BRASIL – “Líder do Hamas Ismail Haniyeh é assassinado em Teerã e funeral é realizado no Catar, aumentando tensões no conflito em Gaza”

O funeral do líder do Hamas Ismail Haniyeh foi realizado de forma solene no Catar, na última sexta-feira (2), em meio a um clima de luto e tensão após o seu assassinato em Teerã, capital do Irã, apenas dois dias antes. O evento contou com a presença de importantes autoridades do Hamas, além de Khaled Meshaal, que é cogitado para assumir o comando do grupo militar palestino.

A cerimônia aconteceu em uma grande mesquita ao norte da capital Doha e foi marcada por homenagens e discursos emocionados.

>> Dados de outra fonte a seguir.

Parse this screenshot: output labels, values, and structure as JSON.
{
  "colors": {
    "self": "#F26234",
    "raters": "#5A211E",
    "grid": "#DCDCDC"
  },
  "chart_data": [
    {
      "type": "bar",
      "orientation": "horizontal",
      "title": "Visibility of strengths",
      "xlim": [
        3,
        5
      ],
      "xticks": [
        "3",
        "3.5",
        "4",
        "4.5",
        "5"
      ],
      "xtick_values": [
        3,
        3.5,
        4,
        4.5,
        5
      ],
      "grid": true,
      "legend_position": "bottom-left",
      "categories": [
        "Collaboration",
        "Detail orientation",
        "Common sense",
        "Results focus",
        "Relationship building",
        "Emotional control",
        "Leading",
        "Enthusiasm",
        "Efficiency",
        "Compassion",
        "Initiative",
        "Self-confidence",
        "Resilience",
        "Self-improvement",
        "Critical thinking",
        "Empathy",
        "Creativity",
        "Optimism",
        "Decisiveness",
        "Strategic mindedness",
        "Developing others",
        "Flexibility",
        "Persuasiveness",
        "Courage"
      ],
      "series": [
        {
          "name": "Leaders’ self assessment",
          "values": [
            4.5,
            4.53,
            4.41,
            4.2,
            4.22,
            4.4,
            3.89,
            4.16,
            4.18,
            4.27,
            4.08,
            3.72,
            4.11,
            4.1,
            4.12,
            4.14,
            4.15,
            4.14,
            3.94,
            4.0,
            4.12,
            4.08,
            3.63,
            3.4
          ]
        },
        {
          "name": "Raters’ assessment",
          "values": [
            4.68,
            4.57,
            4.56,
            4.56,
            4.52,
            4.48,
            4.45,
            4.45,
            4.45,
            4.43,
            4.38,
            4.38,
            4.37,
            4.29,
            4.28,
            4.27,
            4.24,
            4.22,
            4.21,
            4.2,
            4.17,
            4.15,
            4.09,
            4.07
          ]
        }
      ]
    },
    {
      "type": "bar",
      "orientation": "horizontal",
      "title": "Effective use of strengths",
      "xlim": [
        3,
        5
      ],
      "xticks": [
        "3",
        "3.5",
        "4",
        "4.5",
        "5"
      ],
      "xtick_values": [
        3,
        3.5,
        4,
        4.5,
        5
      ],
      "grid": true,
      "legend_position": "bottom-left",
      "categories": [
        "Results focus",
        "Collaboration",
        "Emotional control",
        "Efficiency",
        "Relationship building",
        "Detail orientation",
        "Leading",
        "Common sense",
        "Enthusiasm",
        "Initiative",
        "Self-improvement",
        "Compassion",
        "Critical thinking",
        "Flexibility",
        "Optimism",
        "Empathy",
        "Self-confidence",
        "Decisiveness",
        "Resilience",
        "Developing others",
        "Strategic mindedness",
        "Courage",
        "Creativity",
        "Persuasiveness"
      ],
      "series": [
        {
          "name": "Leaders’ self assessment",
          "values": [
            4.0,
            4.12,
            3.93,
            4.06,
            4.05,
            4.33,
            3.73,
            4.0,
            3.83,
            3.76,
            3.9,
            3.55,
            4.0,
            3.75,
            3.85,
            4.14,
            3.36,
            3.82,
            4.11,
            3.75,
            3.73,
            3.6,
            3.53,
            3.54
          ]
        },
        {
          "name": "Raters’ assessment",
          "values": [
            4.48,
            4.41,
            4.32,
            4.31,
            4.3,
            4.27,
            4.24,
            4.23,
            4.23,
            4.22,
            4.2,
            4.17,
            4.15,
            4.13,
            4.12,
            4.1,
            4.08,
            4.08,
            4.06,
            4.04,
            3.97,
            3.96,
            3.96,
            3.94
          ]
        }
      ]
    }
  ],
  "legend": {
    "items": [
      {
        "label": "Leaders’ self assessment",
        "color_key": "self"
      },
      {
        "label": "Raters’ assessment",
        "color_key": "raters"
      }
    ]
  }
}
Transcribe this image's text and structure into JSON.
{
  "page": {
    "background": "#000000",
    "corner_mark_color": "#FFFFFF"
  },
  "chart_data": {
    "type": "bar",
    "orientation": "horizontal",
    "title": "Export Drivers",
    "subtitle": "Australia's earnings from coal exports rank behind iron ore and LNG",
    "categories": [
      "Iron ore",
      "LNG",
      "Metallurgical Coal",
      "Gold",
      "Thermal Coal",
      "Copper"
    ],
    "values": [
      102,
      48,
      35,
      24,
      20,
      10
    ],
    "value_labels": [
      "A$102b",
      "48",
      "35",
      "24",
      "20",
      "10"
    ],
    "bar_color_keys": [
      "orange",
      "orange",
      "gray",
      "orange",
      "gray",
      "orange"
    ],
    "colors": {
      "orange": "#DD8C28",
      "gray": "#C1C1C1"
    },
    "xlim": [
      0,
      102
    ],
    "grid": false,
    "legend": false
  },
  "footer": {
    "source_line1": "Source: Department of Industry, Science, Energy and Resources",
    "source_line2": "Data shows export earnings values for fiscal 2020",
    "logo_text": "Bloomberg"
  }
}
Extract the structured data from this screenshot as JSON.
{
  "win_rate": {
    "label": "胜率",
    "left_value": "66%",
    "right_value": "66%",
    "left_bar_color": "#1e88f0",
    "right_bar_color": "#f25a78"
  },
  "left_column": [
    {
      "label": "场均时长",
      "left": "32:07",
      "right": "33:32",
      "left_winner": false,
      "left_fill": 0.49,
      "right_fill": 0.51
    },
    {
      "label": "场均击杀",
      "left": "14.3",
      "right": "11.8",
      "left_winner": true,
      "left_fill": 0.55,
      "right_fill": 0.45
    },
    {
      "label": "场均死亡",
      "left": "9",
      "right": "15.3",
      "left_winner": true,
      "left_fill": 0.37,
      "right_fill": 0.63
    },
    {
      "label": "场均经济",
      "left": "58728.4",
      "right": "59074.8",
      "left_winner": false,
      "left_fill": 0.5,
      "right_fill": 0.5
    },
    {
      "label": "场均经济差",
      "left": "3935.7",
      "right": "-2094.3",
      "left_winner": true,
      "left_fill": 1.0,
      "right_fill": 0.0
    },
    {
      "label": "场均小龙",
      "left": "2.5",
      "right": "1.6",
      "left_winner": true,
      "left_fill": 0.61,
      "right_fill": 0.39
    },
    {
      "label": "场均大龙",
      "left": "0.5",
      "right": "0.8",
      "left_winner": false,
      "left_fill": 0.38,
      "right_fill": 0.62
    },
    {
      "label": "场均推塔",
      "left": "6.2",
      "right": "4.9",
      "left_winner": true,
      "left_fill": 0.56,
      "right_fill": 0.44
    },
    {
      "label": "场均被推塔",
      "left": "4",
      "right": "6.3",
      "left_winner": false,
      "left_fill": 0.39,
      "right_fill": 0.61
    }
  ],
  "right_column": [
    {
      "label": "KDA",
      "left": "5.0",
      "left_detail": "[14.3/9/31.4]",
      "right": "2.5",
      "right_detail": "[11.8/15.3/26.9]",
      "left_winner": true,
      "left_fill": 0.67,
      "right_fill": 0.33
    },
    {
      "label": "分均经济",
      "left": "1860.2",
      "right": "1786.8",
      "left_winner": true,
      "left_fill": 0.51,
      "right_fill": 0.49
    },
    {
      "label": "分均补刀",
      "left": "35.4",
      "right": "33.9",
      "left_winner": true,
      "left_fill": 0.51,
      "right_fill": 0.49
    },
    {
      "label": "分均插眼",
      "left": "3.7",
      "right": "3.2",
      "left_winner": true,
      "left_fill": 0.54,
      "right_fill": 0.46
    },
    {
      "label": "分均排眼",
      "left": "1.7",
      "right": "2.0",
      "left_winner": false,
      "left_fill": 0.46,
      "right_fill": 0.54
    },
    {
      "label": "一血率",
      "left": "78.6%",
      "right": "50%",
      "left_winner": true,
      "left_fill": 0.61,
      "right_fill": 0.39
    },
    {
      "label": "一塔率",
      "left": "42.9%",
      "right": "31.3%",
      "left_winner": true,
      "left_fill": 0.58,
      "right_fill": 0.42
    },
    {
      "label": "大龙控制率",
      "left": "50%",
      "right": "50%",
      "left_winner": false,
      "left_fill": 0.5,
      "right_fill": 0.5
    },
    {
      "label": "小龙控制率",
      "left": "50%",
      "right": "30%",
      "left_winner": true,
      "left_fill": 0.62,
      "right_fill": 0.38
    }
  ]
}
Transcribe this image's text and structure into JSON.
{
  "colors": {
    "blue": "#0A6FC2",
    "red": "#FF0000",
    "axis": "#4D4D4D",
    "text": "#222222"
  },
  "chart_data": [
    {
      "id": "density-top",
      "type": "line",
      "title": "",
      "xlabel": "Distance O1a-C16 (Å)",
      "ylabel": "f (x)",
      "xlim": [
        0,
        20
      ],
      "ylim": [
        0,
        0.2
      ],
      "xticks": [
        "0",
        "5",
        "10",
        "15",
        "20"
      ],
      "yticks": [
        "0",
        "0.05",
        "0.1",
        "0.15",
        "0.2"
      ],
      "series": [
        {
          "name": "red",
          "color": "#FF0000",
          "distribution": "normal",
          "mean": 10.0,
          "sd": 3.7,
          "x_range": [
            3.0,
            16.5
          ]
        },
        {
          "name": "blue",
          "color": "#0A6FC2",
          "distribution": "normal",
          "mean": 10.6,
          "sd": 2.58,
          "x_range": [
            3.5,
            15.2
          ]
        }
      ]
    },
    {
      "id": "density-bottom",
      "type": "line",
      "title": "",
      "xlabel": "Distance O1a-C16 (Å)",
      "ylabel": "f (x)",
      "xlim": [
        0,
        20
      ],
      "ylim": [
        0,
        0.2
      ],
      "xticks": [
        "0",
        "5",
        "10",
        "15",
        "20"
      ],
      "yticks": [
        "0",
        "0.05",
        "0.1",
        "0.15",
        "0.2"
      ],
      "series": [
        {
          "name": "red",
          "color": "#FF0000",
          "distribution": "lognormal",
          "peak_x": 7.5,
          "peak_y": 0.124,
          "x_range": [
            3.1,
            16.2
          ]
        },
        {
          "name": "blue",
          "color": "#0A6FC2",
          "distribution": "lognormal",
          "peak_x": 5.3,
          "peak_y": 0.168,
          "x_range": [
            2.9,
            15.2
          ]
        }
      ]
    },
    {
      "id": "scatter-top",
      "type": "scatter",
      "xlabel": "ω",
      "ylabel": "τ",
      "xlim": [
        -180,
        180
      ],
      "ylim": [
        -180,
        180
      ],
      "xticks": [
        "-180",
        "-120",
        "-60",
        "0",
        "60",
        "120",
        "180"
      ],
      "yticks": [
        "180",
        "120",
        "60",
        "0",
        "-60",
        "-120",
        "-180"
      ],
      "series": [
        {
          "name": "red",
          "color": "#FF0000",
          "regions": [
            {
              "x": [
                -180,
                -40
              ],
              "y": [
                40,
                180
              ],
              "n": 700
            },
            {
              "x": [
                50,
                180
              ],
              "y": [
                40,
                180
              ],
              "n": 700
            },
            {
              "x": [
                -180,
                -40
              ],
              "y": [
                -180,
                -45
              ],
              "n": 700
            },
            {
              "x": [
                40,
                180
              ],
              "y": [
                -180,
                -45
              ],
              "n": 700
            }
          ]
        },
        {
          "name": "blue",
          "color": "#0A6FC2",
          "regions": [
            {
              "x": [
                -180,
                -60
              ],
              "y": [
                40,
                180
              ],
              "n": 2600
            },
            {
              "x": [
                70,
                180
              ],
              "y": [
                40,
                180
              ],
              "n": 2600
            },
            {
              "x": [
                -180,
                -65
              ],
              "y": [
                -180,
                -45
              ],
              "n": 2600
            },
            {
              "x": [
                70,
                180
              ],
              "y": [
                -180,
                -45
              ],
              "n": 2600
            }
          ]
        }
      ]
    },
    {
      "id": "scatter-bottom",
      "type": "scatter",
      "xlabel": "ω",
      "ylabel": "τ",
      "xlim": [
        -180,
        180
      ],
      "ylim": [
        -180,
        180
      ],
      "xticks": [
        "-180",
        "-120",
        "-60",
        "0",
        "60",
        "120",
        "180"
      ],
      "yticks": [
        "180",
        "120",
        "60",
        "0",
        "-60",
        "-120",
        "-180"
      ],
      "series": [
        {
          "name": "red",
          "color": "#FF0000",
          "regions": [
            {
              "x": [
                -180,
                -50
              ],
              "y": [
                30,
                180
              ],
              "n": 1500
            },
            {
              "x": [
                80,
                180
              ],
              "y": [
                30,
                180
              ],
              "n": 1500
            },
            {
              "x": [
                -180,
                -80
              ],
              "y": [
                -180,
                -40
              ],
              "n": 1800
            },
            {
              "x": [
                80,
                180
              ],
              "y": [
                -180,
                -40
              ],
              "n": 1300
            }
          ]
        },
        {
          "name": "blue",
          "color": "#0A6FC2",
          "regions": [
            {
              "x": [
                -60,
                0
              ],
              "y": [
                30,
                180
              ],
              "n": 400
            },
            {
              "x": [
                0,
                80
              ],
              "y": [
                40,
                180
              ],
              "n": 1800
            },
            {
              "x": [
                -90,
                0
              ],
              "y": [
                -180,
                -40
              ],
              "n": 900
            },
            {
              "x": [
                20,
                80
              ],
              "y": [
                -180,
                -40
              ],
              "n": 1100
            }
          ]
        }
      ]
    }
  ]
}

O caixão de Haniyeh, envolto pela bandeira palestina, foi carregado por centenas de pessoas durante o cortejo.

O clima de tensão se intensificou ainda mais com a presença do Emir do Catar, Tamim bin Hamad al-Thani, que compareceu para prestar suas condolências e solidariedade. O sepultamento ocorreu em um cemitério na cidade de Lusail, ao norte de Doha, traduzindo a importância e o significado do líder palestino para o grupo.

O assassinato de Ismail Haniyeh gerou uma onda de acusações e promessas de retaliação por parte do Irã e do Hamas, que culpam Israel pelo atentado. A morte do líder do Hamas se soma a uma série de assassinatos de figuras importantes do grupo militar palestino, alimentando ainda mais a tensão na guerra entre Israel e o Hamas em Gaza.

Nos Estados Unidos, o presidente Joe Biden manifestou preocupação com a escalada de violência na região, destacando a importância dos esforços internacionais para garantir um cessar-fogo na guerra em Gaza. O Catar, juntamente com o Egito e os Estados Unidos, tem liderado as negociações de paz na região, buscando uma solução diplomática para o conflito.

Ismail Haniyeh, nomeado para o cargo mais alto do Hamas em 2017, era considerado por muitos como um representante da diplomacia internacional do grupo, participando ativamente das negociações indiretas de cessar-fogo. Sua morte representa mais um obstáculo nas tentativas de estabilização da região e levanta questionamentos sobre o futuro das relações entre Palestina, Israel e os demais países envolvidos no conflito.